741.61/428: Telegram

The Ambassador in the Soviet Union (Bullitt) to the Secretary of State

228. Continuing my 227,59 the complete reversal of British policy with regard to the Soviet Union referred to in my 22059 continues to manifest itself daily.

Litvinov said to me last night that Simon had recently made the following declaration to the Soviet Ambassador in London:

“Your Government is under the illusion that the British Government has desired and does desire war between the Soviet Union and Japan. We are absolutely opposed to a war between the Soviet Union and Japan and will do everything we can to prevent it. We shall give no support whatever to Japan in case an attack on the Soviet Union by Japan should be contemplated.”

In commenting on this declaration of Simon, Litvinov said:

“For the first time since recognition by Great Britain we now have actual diplomatic relations. Until the present time neither myself nor Tchitcherin60 has ever discussed any diplomatic question of any importance with the British. British Embassy here61 and our Ambassador in London has in reality been nothing more than a consul and has never discussed major questions with the British Secretaries for Foreign Affairs. Both in London and in Moscow we are now discussing all the problems of the world freely and in the most friendly manner.”

Litvinov added that he attributed the reversal in British policy to fear of German aviation. He said that the German general in chargé of aviation had recently expressed the opinion to a Soviet agent that German aviation was now stronger than the French. He added that he believed that in view of the development of aviation the British had definitely decided that Great Britain must be defended on the continent and that it was entirely possible that Great Britain would [Page 231] make or was attempting to make a sort of a deal with both Belgium and Holland for the use of their territory for advanced airplane defense in case of a German attack. Developing this idea Radek62 said that he believed that the British Government was attempting to persuade both Holland and Belgium to take the status of permanently neutralized states so that Britain might in that form guarantee the inviolability of their frontiers and behind the screen of such a guarantee enter into military conversations with them similar to the conversations between the British, French and the Belgians before 1914. Both Litvinov and Radek said that they believed that Great Britain had offered to guarantee the Dutch East Indies against a Japanese attack.

Radek commenting on the reversal in Simon’s foreign policy said that in his opinion Simon had desired to establish close cooperation with Germany and Japan; that the development of German aviation and the horror in England at Hitler’s murders had made cooperation with Germany impossible; that the Japanese threat to British interests in North China and Japanese dumping in British markets had made cooperation with Japan impossible. He then made a most important statement; that the next step of Soviet diplomacy would be to sign a non-aggression pact with Great Britain which would include a guarantee of the frontiers of India.

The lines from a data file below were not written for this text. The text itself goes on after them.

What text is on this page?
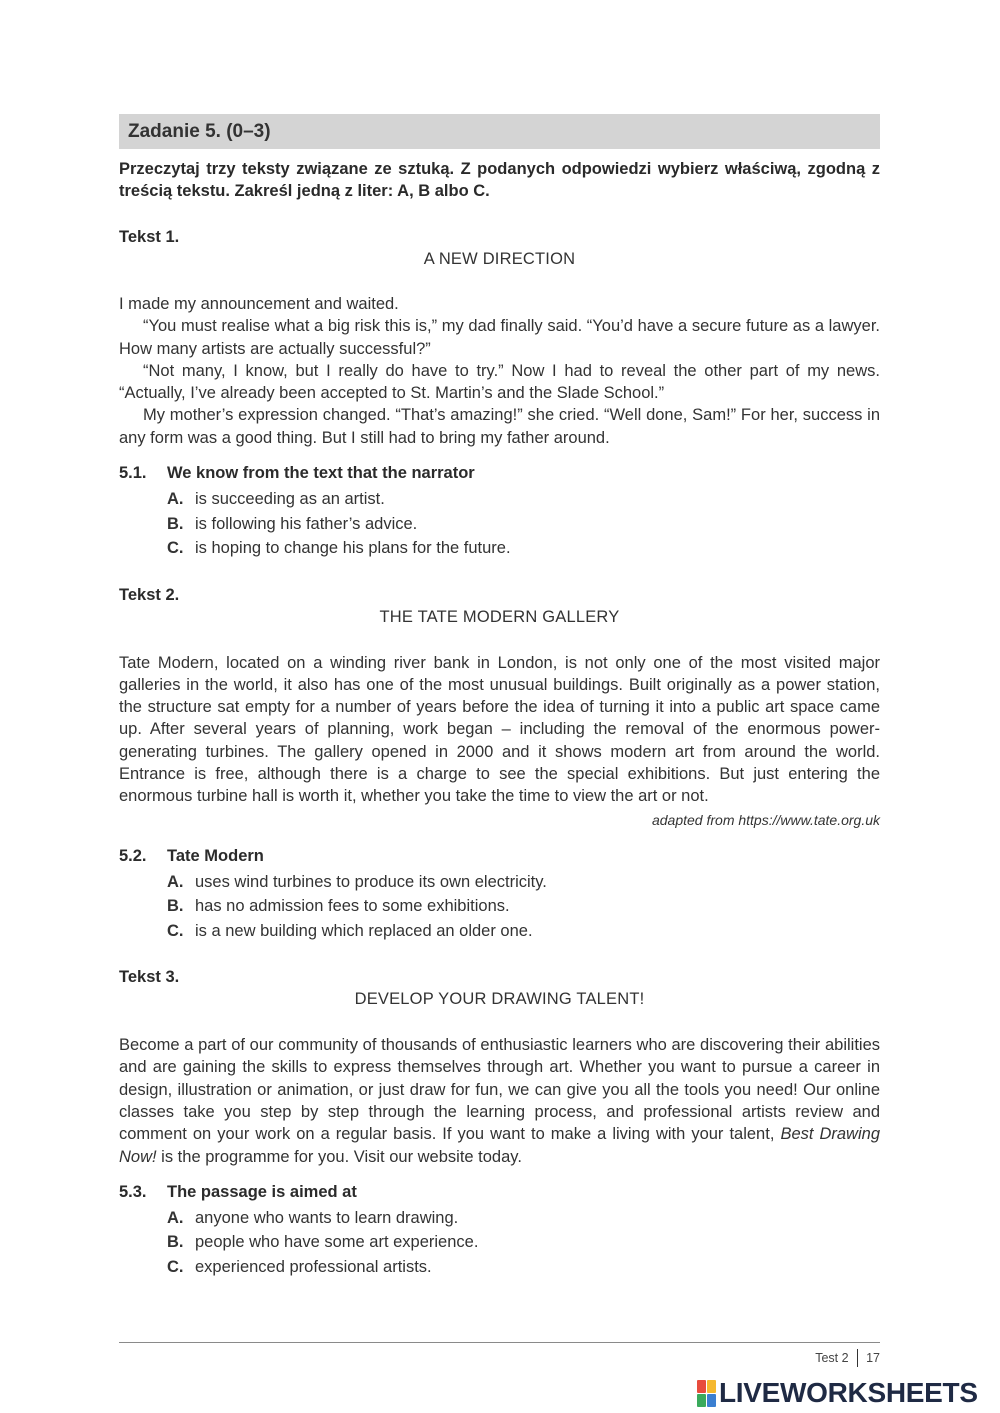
Zadanie 5. (0–3)
Przeczytaj trzy teksty związane ze sztuką. Z podanych odpowiedzi wybierz właściwą, zgodną z treścią tekstu. Zakreśl jedną z liter: A, B albo C.
Tekst 1.
A NEW DIRECTION

I made my announcement and waited.

“You must realise what a big risk this is,” my dad finally said. “You’d have a secure future as a lawyer. How many artists are actually successful?”

“Not many, I know, but I really do have to try.” Now I had to reveal the other part of my news. “Actually, I’ve already been accepted to St. Martin’s and the Slade School.”

My mother’s expression changed. “That’s amazing!” she cried. “Well done, Sam!” For her, success in any form was a good thing. But I still had to bring my father around.

5.1.	We know from the text that the narrator
A. is succeeding as an artist.
B. is following his father’s advice.
C. is hoping to change his plans for the future.
Tekst 2.
THE TATE MODERN GALLERY

Tate Modern, located on a winding river bank in London, is not only one of the most visited major galleries in the world, it also has one of the most unusual buildings. Built originally as a power station, the structure sat empty for a number of years before the idea of turning it into a public art space came up. After several years of planning, work began – including the removal of the enormous power-generating turbines. The gallery opened in 2000 and it shows modern art from around the world. Entrance is free, although there is a charge to see the special exhibitions. But just entering the enormous turbine hall is worth it, whether you take the time to view the art or not.

adapted from https://www.tate.org.uk
5.2.	Tate Modern
A. uses wind turbines to produce its own electricity.
B. has no admission fees to some exhibitions.
C. is a new building which replaced an older one.
Tekst 3.
DEVELOP YOUR DRAWING TALENT!

Become a part of our community of thousands of enthusiastic learners who are discovering their abilities and are gaining the skills to express themselves through art. Whether you want to pursue a career in design, illustration or animation, or just draw for fun, we can give you all the tools you need! Our online classes take you step by step through the learning process, and professional artists review and comment on your work on a regular basis. If you want to make a living with your talent, Best Drawing Now! is the programme for you. Visit our website today.

5.3.	The passage is aimed at
A. anyone who wants to learn drawing.
B. people who have some art experience.
C. experienced professional artists.
Test 2 17
LIVEWORKSHEETS
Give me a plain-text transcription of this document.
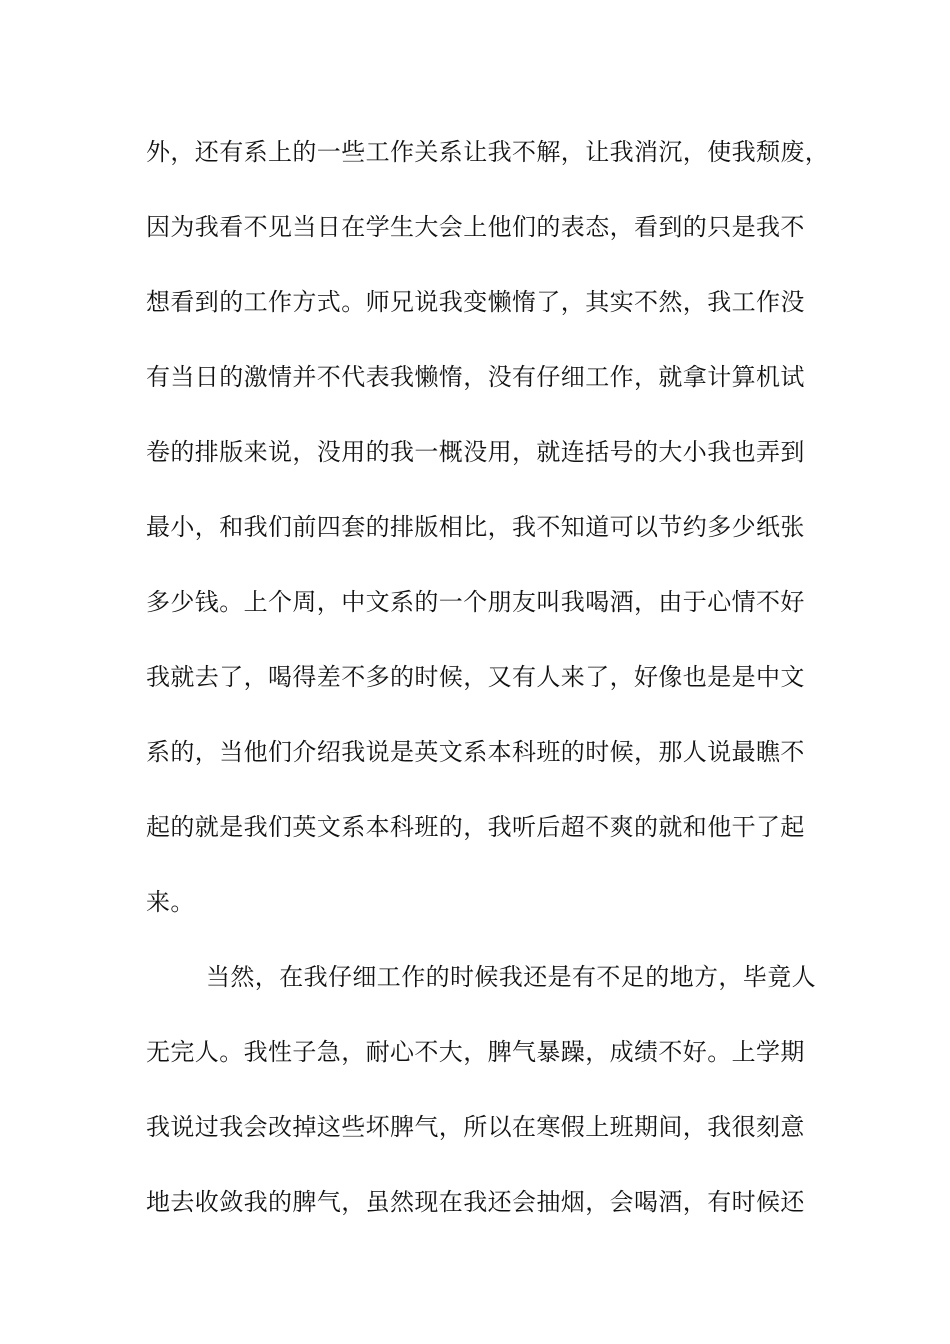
外，还有系上的一些工作关系让我不解，让我消沉，使我颓废，
因为我看不见当日在学生大会上他们的表态，看到的只是我不
想看到的工作方式。师兄说我变懒惰了，其实不然，我工作没
有当日的激情并不代表我懒惰，没有仔细工作，就拿计算机试
卷的排版来说，没用的我一概没用，就连括号的大小我也弄到
最小，和我们前四套的排版相比，我不知道可以节约多少纸张
多少钱。上个周，中文系的一个朋友叫我喝酒，由于心情不好
我就去了，喝得差不多的时候，又有人来了，好像也是是中文
系的，当他们介绍我说是英文系本科班的时候，那人说最瞧不
起的就是我们英文系本科班的，我听后超不爽的就和他干了起
来。
当然，在我仔细工作的时候我还是有不足的地方，毕竟人
无完人。我性子急，耐心不大，脾气暴躁，成绩不好。上学期
我说过我会改掉这些坏脾气，所以在寒假上班期间，我很刻意
地去收敛我的脾气，虽然现在我还会抽烟，会喝酒，有时候还
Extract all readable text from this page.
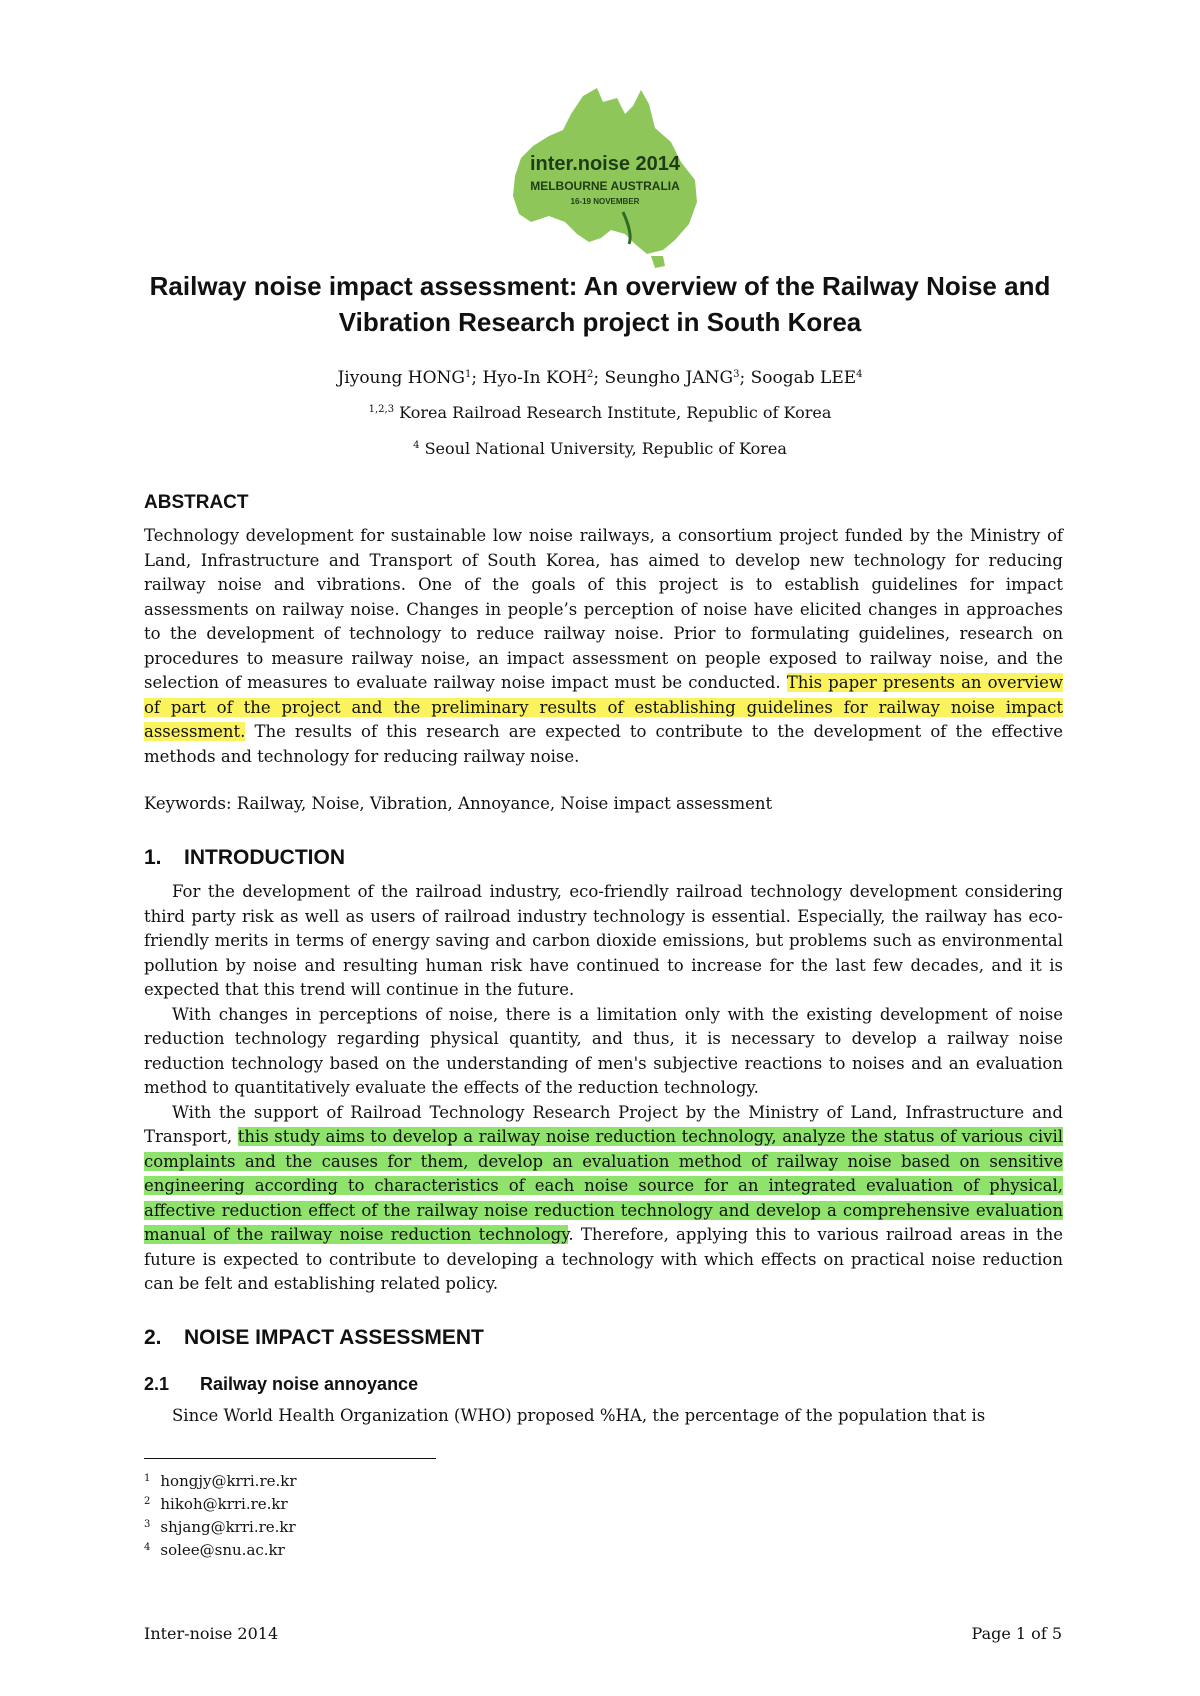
inter.noise 2014
MELBOURNE AUSTRALIA
16-19 NOVEMBER
Railway noise impact assessment: An overview of the Railway Noise and Vibration Research project in South Korea
Jiyoung HONG$^1$; Hyo-In KOH$^2$; Seungho JANG$^3$; Soogab LEE$^4$
$^{1,2,3}$ Korea Railroad Research Institute, Republic of Korea
$^4$ Seoul National University, Republic of Korea
ABSTRACT
Technology development for sustainable low noise railways, a consortium project funded by the Ministry of Land, Infrastructure and Transport of South Korea, has aimed to develop new technology for reducing railway noise and vibrations. One of the goals of this project is to establish guidelines for impact assessments on railway noise. Changes in people’s perception of noise have elicited changes in approaches to the development of technology to reduce railway noise. Prior to formulating guidelines, research on procedures to measure railway noise, an impact assessment on people exposed to railway noise, and the selection of measures to evaluate railway noise impact must be conducted. This paper presents an overview of part of the project and the preliminary results of establishing guidelines for railway noise impact assessment. The results of this research are expected to contribute to the development of the effective methods and technology for reducing railway noise.
Keywords: Railway, Noise, Vibration, Annoyance, Noise impact assessment
1. INTRODUCTION

For the development of the railroad industry, eco-friendly railroad technology development considering third party risk as well as users of railroad industry technology is essential. Especially, the railway has eco-friendly merits in terms of energy saving and carbon dioxide emissions, but problems such as environmental pollution by noise and resulting human risk have continued to increase for the last few decades, and it is expected that this trend will continue in the future.

With changes in perceptions of noise, there is a limitation only with the existing development of noise reduction technology regarding physical quantity, and thus, it is necessary to develop a railway noise reduction technology based on the understanding of men's subjective reactions to noises and an evaluation method to quantitatively evaluate the effects of the reduction technology.

With the support of Railroad Technology Research Project by the Ministry of Land, Infrastructure and Transport, this study aims to develop a railway noise reduction technology, analyze the status of various civil complaints and the causes for them, develop an evaluation method of railway noise based on sensitive engineering according to characteristics of each noise source for an integrated evaluation of physical, affective reduction effect of the railway noise reduction technology and develop a comprehensive evaluation manual of the railway noise reduction technology. Therefore, applying this to various railroad areas in the future is expected to contribute to developing a technology with which effects on practical noise reduction can be felt and establishing related policy.

2. NOISE IMPACT ASSESSMENT
2.1 Railway noise annoyance

Since World Health Organization (WHO) proposed %HA, the percentage of the population that is

$^1$ hongjy@krri.re.kr
$^2$ hikoh@krri.re.kr
$^3$ shjang@krri.re.kr
$^4$ solee@snu.ac.kr
Inter-noise 2014	Page 1 of 5
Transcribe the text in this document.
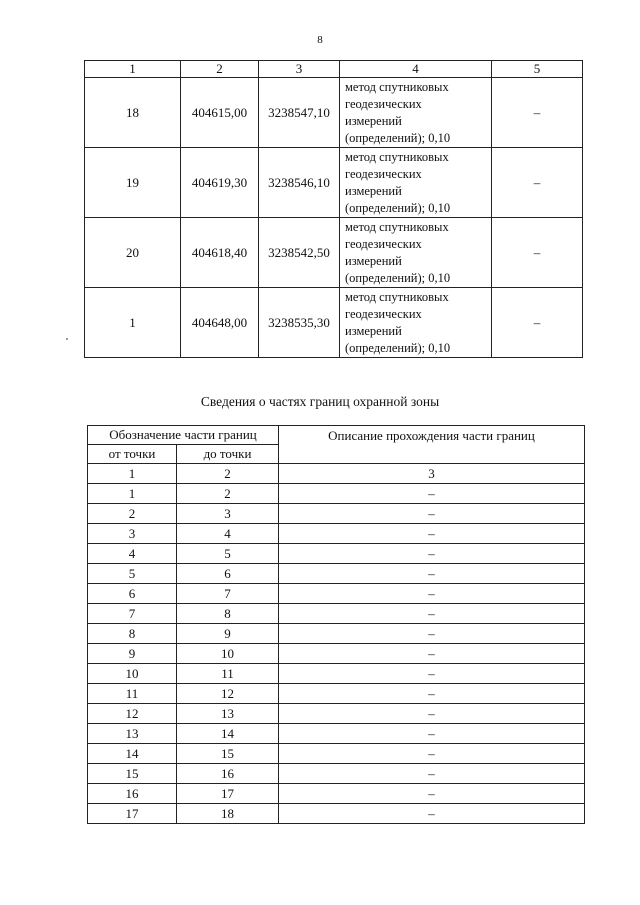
8
1	2	3	4	5
18	404615,00	3238547,10	метод спутниковых
геодезических
измерений
(определений); 0,10	–
19	404619,30	3238546,10	метод спутниковых
геодезических
измерений
(определений); 0,10	–
20	404618,40	3238542,50	метод спутниковых
геодезических
измерений
(определений); 0,10	–
1	404648,00	3238535,30	метод спутниковых
геодезических
измерений
(определений); 0,10	–
Сведения о частях границ охранной зоны
Обозначение части границ		Описание прохождения части границ
от точки	до точки	
1	2	3
1	2	–
2	3	–
3	4	–
4	5	–
5	6	–
6	7	–
7	8	–
8	9	–
9	10	–
10	11	–
11	12	–
12	13	–
13	14	–
14	15	–
15	16	–
16	17	–
17	18	–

The delight of the Soviet Government in the reversal of the policy which Great Britain has followed since the revolution is universal and profound and I am deeply impressed (as reported in my No. 22163) by the possibility that the major constellation in international affairs in the near future may be another entente cordiale between France and the Soviet Union.

Bullitt
  1. Not printed.
  2. Not printed.
  3. Former Soviet Commissar for Foreign Affairs.
  4. Text apparently garbled in transmission. It seems probable that this sentence should be combined with previous one and that phrase should read: “with the British Embassy here.”
  5. Editorial writer on the Moscow Pravda.
  6. Dated July 27, 5 p.m., printed in Foreign Relations, The Soviet Union, 1933–1939, section on 1934.